Lunares always knew he was different than everyone else around him.

“I didn’t have a particular tag for what was happening, I didn’t want to jump to conclusions,” Lunares said.

During the summer between middle school and freshman year Lunares realized he was transgender.

“Going into freshman year I knew this was me and this is what I need to do to be a happier person.”

Luckily, Lunares didn’t have to deal with having unsupportive friends, family, or school administration.
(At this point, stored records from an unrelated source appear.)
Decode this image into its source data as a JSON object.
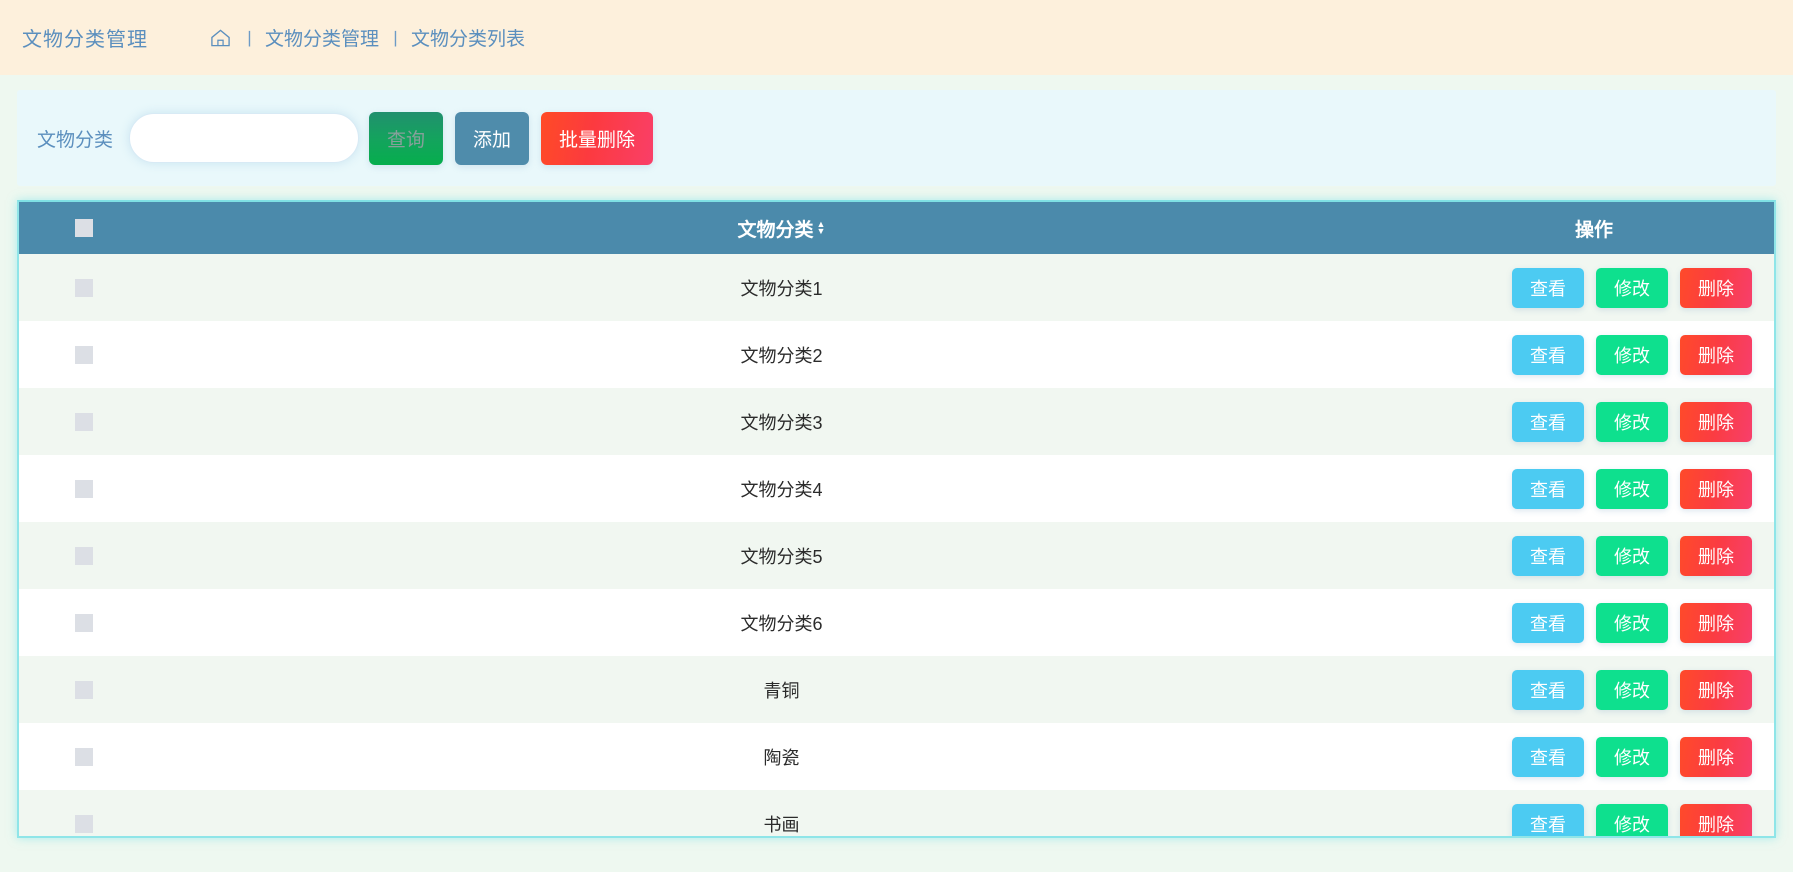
{
  "header": {
    "title": "文物分类管理",
    "breadcrumb": {
      "home_icon": "home-icon",
      "sep": "丨",
      "items": [
        "文物分类管理",
        "文物分类列表"
      ]
    }
  },
  "toolbar": {
    "search_label": "文物分类",
    "search_value": "",
    "search_placeholder": "",
    "query_label": "查询",
    "add_label": "添加",
    "batch_delete_label": "批量删除"
  },
  "table": {
    "columns": {
      "select_all": "",
      "name": "文物分类",
      "sort_icon": "sort-arrows-icon",
      "action": "操作"
    },
    "row_actions": {
      "view": "查看",
      "edit": "修改",
      "delete": "删除"
    },
    "rows": [
      {
        "name": "文物分类1"
      },
      {
        "name": "文物分类2"
      },
      {
        "name": "文物分类3"
      },
      {
        "name": "文物分类4"
      },
      {
        "name": "文物分类5"
      },
      {
        "name": "文物分类6"
      },
      {
        "name": "青铜"
      },
      {
        "name": "陶瓷"
      },
      {
        "name": "书画"
      }
    ]
  },
  "colors": {
    "topbar_bg": "#fdf0dc",
    "topbar_text": "#5b8fbe",
    "search_panel_bg": "#e9f8fb",
    "table_header_bg": "#4b8aab",
    "table_border": "#8fe5e8",
    "row_odd_bg": "#f1f7f1",
    "row_even_bg": "#ffffff",
    "btn_add": "#4f8cab",
    "btn_view": "#4ccbf2",
    "btn_edit": "#0ee08e",
    "btn_delete": "#fb3c42",
    "page_bg": "#eef8f0"
  }
}
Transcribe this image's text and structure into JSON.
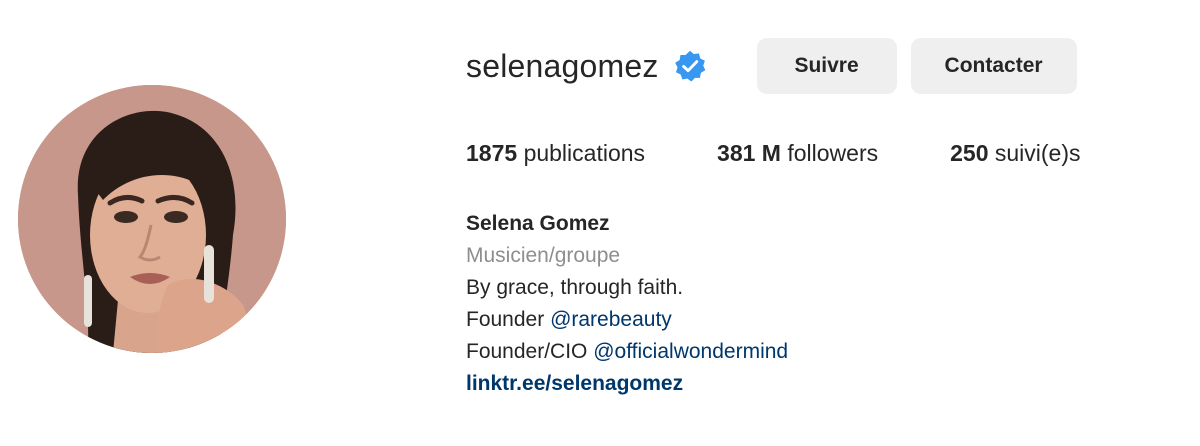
{
  "profile": {
    "username": "selenagomez",
    "verified_icon": "verified-badge-icon",
    "accent_color": "#0095f6",
    "link_color": "#00376b",
    "follow_label": "Suivre",
    "contact_label": "Contacter"
  },
  "stats": {
    "posts_count": "1875",
    "posts_label": "publications",
    "followers_count": "381 M",
    "followers_label": "followers",
    "following_count": "250",
    "following_label": "suivi(e)s"
  },
  "bio": {
    "name": "Selena Gomez",
    "category": "Musicien/groupe",
    "line1": "By grace, through faith.",
    "line2_prefix": "Founder",
    "line2_mention": "@rarebeauty",
    "line3_prefix": "Founder/CIO",
    "line3_mention": "@officialwondermind",
    "link": "linktr.ee/selenagomez"
  }
}
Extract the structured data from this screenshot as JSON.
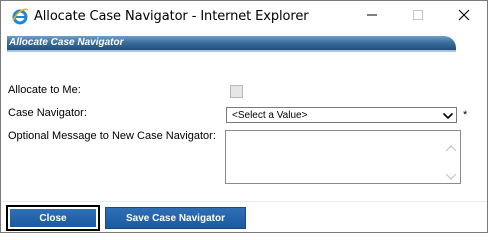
{
  "window": {
    "title": "Allocate Case Navigator - Internet Explorer"
  },
  "header": {
    "title": "Allocate Case Navigator"
  },
  "form": {
    "allocate_label": "Allocate to Me:",
    "allocate_checked": false,
    "navigator_label": "Case Navigator:",
    "navigator_selected": "<Select a Value>",
    "required_marker": "*",
    "message_label": "Optional Message to New Case Navigator:",
    "message_value": ""
  },
  "buttons": {
    "close_label": "Close",
    "save_label": "Save Case Navigator"
  },
  "colors": {
    "button_blue": "#1d5aa0",
    "header_blue": "#3d6e9c"
  }
}
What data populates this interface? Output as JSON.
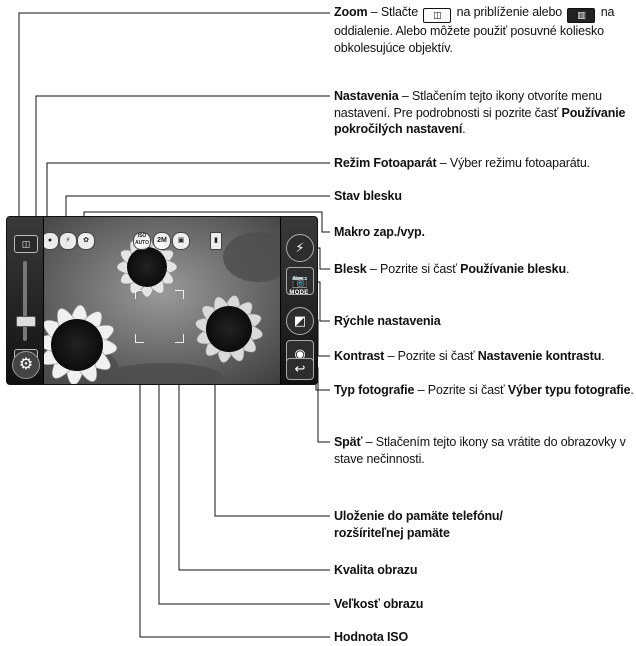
{
  "camera": {
    "zoom_in_icon": "zoom-in-icon",
    "zoom_out_icon": "zoom-out-icon",
    "zoom_level": 0.25,
    "mode_button_label": "MODE",
    "status_icons": {
      "iso": "ISO\nAUTO",
      "size": "2M",
      "quality": "",
      "storage": ""
    }
  },
  "annotations": {
    "zoom": {
      "title": "Zoom",
      "text_a": " – Stlačte ",
      "text_b": " na priblíženie alebo ",
      "text_c": " na oddialenie. Alebo môžete použiť posuvné koliesko obkolesujúce objektív."
    },
    "settings": {
      "title": "Nastavenia",
      "text": " – Stlačením tejto ikony otvoríte menu nastavení. Pre podrobnosti si pozrite časť ",
      "ref": "Používanie pokročilých nastavení",
      "end": "."
    },
    "camera_mode": {
      "title": "Režim Fotoaparát",
      "text": " – Výber režimu fotoaparátu."
    },
    "flash_status": {
      "title": "Stav blesku"
    },
    "macro": {
      "title": "Makro zap./vyp."
    },
    "flash": {
      "title": "Blesk",
      "text": " – Pozrite si časť ",
      "ref": "Používanie blesku",
      "end": "."
    },
    "quick_settings": {
      "title": "Rýchle nastavenia"
    },
    "contrast": {
      "title": "Kontrast",
      "text": " – Pozrite si časť ",
      "ref": "Nastavenie kontrastu",
      "end": "."
    },
    "photo_type": {
      "title": "Typ fotografie",
      "text": " – Pozrite si časť ",
      "ref": "Výber typu fotografie",
      "end": "."
    },
    "back": {
      "title": "Späť",
      "text": " – Stlačením tejto ikony sa vrátite do obrazovky v stave nečinnosti."
    },
    "storage": {
      "title_line1": "Uloženie do pamäte telefónu/",
      "title_line2": "rozšíriteľnej pamäte"
    },
    "quality": {
      "title": "Kvalita obrazu"
    },
    "size": {
      "title": "Veľkosť obrazu"
    },
    "iso": {
      "title": "Hodnota ISO"
    }
  }
}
He came out first to the faculty at school before he ever mentioned anything to his parents. He didn’t tell his parents until four months into freshman year. He was scared at first to tell them, but “once you tell them it should be fine” Lunares said to himself.

His parents reacted really well to the news.

“They’re completely supportive, they love me so much,” said Lunares.

“He’s been on testosterone for a while; and you can tell it in his voice and his physical body. It’s pretty exciting,” said sophomore and friend Malea Biswell.

For students who face parents who are unsupportive they can find help through support groups, therapy, talking to peers and teachers.

People they can reach out to at school consist of Mr. Vokolek, any of the counselors, any principal or Ms. Brennan.

“We have the Oak Park GSA [Gay-Straight Alliance] that they can go to if they need someone to talk to or some place to be and there are some community resources for transgender kids that they can go to” said counselor Kathleen Mahan.

Gay-Straight Alliance meets on Wednesdays after school.

“If they need help talking to parents we can work with them on that or if they are worried their parents won’t accept them,” said Mahan.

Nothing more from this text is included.